Ada cerita menarik lain yang dia bagikan setelah masa jabatan gubernurnya berakhir. Saat itu, bawahannya dan stafnya mengetahui bahwa Pak Ben Mboi tidak memiliki rumah. Jadi mereka mulai menggalang dana dan menerima dukungan dari pemerintah setempat dan beberapa pengusaha lokal untuk membangun rumah Pak Ben Mboi. Sebenarnya, Indonesia memiliki banyak orang hebat yang mendedikasikan seluruh karier mereka untuk negara dan pensiun tanpa rumah. Itu berarti bahwa mereka tidak melakukan korupsi atau mencari keuntungan pribadi namun tidak dihargai secara memadai. Dan karena mereka sangat dihormati oleh bawahannya selama bertahun-tahun, orang-orang ini menemukan cara untuk mendapatkan cukup uang untuk membangun rumah setelah pensiunnya komandan mereka.
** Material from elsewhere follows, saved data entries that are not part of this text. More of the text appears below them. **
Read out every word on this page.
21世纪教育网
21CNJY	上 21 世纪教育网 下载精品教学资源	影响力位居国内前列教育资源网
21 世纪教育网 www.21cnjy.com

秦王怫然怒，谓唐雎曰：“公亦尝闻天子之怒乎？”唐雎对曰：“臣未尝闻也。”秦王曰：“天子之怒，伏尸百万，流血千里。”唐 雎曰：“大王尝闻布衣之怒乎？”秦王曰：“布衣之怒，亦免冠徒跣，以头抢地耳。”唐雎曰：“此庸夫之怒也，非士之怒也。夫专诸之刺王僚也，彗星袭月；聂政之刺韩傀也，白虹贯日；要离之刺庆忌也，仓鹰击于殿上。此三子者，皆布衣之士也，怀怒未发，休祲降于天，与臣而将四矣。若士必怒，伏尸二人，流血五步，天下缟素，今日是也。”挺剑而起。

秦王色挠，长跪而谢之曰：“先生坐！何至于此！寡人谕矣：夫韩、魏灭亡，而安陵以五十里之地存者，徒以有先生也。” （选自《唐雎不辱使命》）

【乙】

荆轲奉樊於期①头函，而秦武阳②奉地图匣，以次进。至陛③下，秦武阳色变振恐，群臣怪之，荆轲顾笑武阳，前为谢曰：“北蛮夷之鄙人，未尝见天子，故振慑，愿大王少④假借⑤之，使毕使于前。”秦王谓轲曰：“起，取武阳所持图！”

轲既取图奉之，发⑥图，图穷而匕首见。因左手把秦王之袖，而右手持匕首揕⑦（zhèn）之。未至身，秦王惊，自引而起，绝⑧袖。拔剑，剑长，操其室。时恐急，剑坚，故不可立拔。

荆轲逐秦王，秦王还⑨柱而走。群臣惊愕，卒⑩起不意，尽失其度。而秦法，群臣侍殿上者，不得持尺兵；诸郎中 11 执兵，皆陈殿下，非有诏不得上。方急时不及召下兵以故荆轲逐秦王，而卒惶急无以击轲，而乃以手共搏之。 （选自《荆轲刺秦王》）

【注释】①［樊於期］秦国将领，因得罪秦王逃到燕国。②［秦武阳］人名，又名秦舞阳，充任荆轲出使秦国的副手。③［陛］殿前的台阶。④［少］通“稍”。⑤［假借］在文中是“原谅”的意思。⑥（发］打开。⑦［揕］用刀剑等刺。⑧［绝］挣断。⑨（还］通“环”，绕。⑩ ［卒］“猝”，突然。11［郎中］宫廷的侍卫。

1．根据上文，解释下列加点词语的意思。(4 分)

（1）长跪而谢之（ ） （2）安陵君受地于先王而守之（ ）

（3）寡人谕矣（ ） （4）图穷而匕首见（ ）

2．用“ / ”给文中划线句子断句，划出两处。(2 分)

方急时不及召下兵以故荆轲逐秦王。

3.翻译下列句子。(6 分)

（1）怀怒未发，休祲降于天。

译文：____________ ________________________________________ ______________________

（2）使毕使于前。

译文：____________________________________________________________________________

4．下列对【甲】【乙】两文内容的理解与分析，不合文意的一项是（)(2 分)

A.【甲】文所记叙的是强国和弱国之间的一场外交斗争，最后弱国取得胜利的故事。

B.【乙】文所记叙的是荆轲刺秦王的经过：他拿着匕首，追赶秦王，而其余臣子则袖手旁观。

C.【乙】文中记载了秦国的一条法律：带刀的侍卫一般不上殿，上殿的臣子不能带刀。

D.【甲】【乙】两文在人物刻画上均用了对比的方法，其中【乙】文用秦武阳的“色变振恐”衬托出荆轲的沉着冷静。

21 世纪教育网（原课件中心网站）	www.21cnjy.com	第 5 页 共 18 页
Saya juga belajar pelajaran kehidupan kunci ketika Pak Ben Mboi memberi tahu saya, ‘Prabowo, jika kamu ingin menjadi pemimpin yang baik, saya hanya bisa memberi dua hal padamu. Pertama, cintai rakyatmu dan kedua, gunakan akal sehatmu. Dengan prinsip ini, kamu tidak akan salah.’
Itulah yang selalu saya ingat. Sebagai pemimpin, kita harus mencintai rakyat, mencintai anak buah kita. Kemudian kita harus menggunakan akal sehat. Kita tidak perlu terlalu rumit karena akal sehat biasanya berhasil. Itu mengingatkan saya pada pepatah Jawa, “Ojo Rumongso Iso, Nanging Iso O Rumongso.” Tidak cukup bagi pemimpin menyelesaikan tugas, tetapi mereka juga harus merasakan perasaan, penderitaan, dan kebutuhan orang lain. Itu adalah filosofi yang sangat dalam bagi saya. Bahkan sekarang pun, saya masih memegang pesan Pak Ben Mboi, ‘cintai rakyatmu, gunakan akal sehatmu’.